Deep inside the remote mine, with no safety equipment and facing a deep, dark vertical shaft with no exit, we said no. The risks seemed overwhelming.

So instead they took us to another area where they are mining.

They lift rocks in a canvas bag using a crude winch. The stifling heat is overpowering so the men and boys often go shirtless, the dust coating their skin.

As the youngest in the group, Gutierrez gets the most menial of tasks: lugging heavy rocks from one place to another.

"It's twice as hot when you go deeper," he said.

He is not yet ready to work with dynamite. For now, that is reserved for the older boys and men. "You have to learn how, before you can work with it," he said. But Gutierrez isn't sure that he wants to learn how.

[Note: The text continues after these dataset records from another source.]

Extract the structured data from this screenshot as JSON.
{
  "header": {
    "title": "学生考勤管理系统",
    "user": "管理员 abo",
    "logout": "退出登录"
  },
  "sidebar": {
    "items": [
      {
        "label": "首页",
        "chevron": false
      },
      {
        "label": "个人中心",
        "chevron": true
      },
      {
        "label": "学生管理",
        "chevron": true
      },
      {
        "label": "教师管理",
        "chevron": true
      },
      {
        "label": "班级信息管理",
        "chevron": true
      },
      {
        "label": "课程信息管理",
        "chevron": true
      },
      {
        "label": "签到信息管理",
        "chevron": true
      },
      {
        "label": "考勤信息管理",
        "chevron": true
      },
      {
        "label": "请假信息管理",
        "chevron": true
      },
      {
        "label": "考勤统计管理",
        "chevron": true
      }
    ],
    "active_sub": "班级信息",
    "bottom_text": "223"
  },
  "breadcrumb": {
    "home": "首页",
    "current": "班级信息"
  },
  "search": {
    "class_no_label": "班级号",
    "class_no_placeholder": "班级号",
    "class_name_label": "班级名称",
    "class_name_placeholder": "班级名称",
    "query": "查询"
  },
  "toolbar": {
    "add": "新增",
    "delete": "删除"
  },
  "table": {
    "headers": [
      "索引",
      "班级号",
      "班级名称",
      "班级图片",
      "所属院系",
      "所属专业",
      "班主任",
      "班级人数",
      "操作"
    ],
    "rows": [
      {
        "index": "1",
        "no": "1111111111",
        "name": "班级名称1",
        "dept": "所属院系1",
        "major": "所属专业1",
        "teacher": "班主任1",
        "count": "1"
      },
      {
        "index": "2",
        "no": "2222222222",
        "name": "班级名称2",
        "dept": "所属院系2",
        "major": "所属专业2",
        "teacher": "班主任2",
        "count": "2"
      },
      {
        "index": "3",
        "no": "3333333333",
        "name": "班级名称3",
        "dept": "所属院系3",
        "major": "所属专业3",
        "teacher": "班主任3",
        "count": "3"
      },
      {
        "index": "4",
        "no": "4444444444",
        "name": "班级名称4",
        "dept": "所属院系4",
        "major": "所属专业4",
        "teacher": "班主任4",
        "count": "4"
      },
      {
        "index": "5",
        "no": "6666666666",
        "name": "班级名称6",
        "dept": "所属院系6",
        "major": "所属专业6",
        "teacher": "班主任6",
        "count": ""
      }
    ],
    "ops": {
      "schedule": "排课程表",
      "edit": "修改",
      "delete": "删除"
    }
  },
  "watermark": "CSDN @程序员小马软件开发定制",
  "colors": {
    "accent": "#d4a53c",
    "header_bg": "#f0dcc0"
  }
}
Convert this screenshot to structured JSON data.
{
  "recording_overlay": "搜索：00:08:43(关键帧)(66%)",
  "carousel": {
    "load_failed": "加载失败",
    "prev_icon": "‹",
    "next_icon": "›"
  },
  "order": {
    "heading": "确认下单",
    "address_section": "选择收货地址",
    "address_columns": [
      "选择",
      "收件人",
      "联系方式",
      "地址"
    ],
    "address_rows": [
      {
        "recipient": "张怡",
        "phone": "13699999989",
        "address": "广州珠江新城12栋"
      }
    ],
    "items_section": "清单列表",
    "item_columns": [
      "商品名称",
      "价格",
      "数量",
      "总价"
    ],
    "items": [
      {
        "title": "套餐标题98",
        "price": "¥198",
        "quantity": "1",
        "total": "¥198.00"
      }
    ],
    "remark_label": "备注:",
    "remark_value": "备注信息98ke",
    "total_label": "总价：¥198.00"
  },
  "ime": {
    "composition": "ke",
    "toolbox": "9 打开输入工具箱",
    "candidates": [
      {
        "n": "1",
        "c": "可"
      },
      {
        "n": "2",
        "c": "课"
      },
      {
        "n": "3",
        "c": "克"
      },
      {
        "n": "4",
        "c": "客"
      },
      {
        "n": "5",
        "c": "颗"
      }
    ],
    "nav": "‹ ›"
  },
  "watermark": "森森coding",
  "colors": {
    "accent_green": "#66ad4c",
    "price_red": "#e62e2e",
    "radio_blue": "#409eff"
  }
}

"It's very dangerous for me and anyway, the sound is so powerful; I know dynamite can kill you."

Balancing Schoolwork

Gutierrez's brother Luis Alberto started working in the mine when he was 15 years old. He is now 21.

"Sometimes it can be very dangerous," Luis Alberto said, "because the dynamite moves everything and things can fall."

They all know people who have died in the mine from blasts, collapses or poisonous air. Miles deep in the mine, farther than we could go, the conditions are intolerable. It's oppressively hot. Dust fills the air, and the lungs.

Back on the surface on the slope of the mine sits the new community center built by CARE USA.

The focus is on women and children. Mothers are seen to be the key to changing the culture. They are taught crafts and other skills that help bring in a few extra dollars. Gutierrez's mother hopes that with CARE's help she will find a way out of poverty and a way to keep her sons out of the mines.

For the children there are activities and classes. There are games and remedial classes for older boys like Gutierrez.

"Unless the community or a parent or teachers or families begin to think that a problem exists there is nothing that CARE or anybody can do anything about it," Care USA's Trew said. "What we are talking about is incremental successes, small successes moving them from less hazardous conditions into more appropriate conditions for their ages or for their mothers."

CARE is working to improve the desperately underfunded school system in Potosí. At the school we visited we didn't see a single computer.

Incredibly, Gutierrez tries to juggle high school classes with a full shift in the mine.

He told us that sometimes he doesn't get home from the mine until 2 a.m. but he is still passionate about school. English is his favorite subject.

"I would like to be going to university," he said when asked about his dreams for the future. "I hope I'm not working here anymore."

He wants to be a civil engineer. That is a dream. For now Gutierrez is happiest at the end of each day when he's leaving the mine and sees that light at the end of the tunnel.

He knows that he has survived another day of hard labor.